In another development Monday, two gorillas at California’s San Diego Zoo have tested positive for COVID-19 after exhibiting symptoms of the disease. The cases are believed to be the first known cases of the virus in apes.

California Gov. Gavin Newsom said health officials are trying to determine whether the virus was transmitted between animals or from humans to the apes.

In South Africa, President Cyril Ramaphosa announced his country has secured 20 million doses of COVID-19 vaccines, which he said are expected to be delivered mainly in the first half of the year.

The British variant of the COVID-19 virus, thought by scientists to be much more contagious, has been found in Russia, according to news reports Sunday.

Russia, which has recorded more than 3 million cases of the virus, had already suspended flights from Britain until January 13 and is mandating a two-week isolation period for those traveling from Britain.
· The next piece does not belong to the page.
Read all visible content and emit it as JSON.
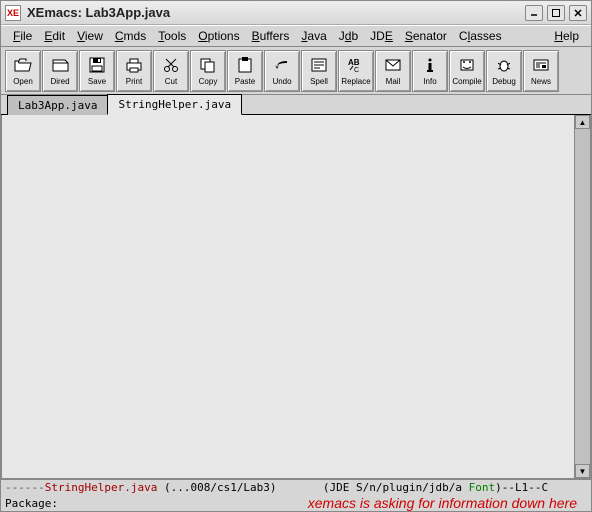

The British variant of the virus has been found in 45 countries and at least eight U.S. States. Another variant discovered in South Africa was found Sunday in some positive cases in Ireland.

Yet a third new variant has been found in Japan in travelers from Brazil. The Brazil variant is different from the British and South African variants, but the three share a common mutation.

While the variants are worrisome, they are not unexpected, according to scientists. The coronavirus has made thousands of tiny modifications since it was first discovered, researchers say.

Johns Hopkins reported late Monday that there are more than 90.7 million global COVID-19 cases. The United States has the most with 22.5 million, followed by India with 10.5 million and Brazil with 8.1 million.

Worldwide, nearly 2 million people have died from COVID-19.